"I'm not leaving until you talk to me, Luna." Don't ask me how I know she's in there, I just do. I can sense her sadness radiating from the other side of the wall. I can smell the tears that are falling down her face right now. "Please, Luna. I'm not leaving."
Her curtain rips back, and there she stands. Her black hair sticks to her wet cheeks, and the small amount of mascara I wish she wouldn't wear runs down her face in dark rivers. "What do you want, Roman?" she asks, her voice clogged with tears.
"I don't like Cindy," I emphasize.
She rolls her eyes, the whites of them bloodshot and watery. "Quit lying to me."
"I’m not!" I shout, but her voice is muffled through the closed window. "Open your window so your mom or dad don't come see what's wrong."
She looks over her shoulder, gnawing on her lip a moment before turning back to me.
"Open your window, Luna. Right now."
She does as I ask, raising her window up only an inch. I push it up the rest of the way, bending down so I can slide inside. Her room smells salty, like it's full of her tears. "Stop crying," I groan, hating this feeling in my chest. Like it's shredding apart in a meat grinder. I can't take it anymore.

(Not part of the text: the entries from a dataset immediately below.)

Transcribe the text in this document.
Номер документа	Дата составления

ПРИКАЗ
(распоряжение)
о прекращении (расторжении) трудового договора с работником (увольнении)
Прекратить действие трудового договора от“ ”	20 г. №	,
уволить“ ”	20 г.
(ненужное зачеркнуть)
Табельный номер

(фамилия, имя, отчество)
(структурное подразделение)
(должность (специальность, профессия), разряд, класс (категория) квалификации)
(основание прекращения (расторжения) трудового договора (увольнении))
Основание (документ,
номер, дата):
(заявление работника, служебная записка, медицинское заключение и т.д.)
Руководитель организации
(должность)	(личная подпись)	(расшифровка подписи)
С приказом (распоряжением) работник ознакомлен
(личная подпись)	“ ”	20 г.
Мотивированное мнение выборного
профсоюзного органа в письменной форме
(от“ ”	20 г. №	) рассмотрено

Her ballet slippers hang on her wall on a hook, and the rest of her walls are filled with pictures of me, Nora, and her family. Some ballet artwork also decorates her walls, but the focus is me and her.
It'salwaysbeen me and her.
Without a second thought, I grab her arms and pull her to me. "I don't like her, and I never will like her. You don't have to worry about her. Not now. Not ever." I punch each word out with so much certainty her face freezes. She stares up at me, trying to decipher the realness of my words.
"I'm being honest with you. I promise."
Her face crumbles, lines forming in her eyes and forehead. Her body shudders as she takes a deep breath. She falls into me, her body sinking against mine. "I don't want to lose you," she whispers.
"You'll never lose me. Never," I mumble against her head.
Because I'll never let her go.
CHAPTER SEVEN
Luna
"Hey, Luna." I look up, seeing Travis staring at me from my table in the library. School started a few months ago, and as much as I hate being here without Roman, I just tell myself I have one more year to get through and then I'll be with him again.
Jealousy gnaws at my insides just thinking of him at the high school by himself. Imagining Cindy talking to him, flirting with him.
Ugh.
"Luna?" Travis asks again, adjusting the books in his arms. His letterman jacket is blue and yellow as it sits on his chest. Being on the football team, he's handsome and one of the guys in my grade that all the girls have a crush on.
Except me.
The library is quiet, and it smells like old books. The one place I like to be in school. My favorite place.
"I'm sorry, what?" I look up at him, setting my pencil down inside my notebook and closing it. It has a huge lump in it, the cover tilted halfway toward the ceiling.
I'm supposed to be studying for my upcoming math test, but I've been drowning in thoughts of Roman. I'm pathetic, but my life is consumed by him, and it has been since I was a child.
"I asked if you wanted to go to the winter carnival with me."
I blink at him, not sure where this is even coming from. I don't think I've ever really spoken with him before unless we were working together on a school project or something. He's never just searched me out for no reason, so I'm kind of wondering why he suddenly wants to take me to the school dance.
"Wait, what?" I let out a small chuckle. "Where is this coming from?"
The librarian gives me a harsh look, and Travis quickly slinks into the chair beside me, his knees knocking against mine. He leans forward, the smell of minty gum coming off his breath. He smiles with his perfectly straight teeth that had braces removed from them this last summer, and it’s infectious with the dimple in his cheek. It has me instantly smiling back at him.
"It's not a new thing. I've always wanted to ask you out. I've just never had the chance," he says.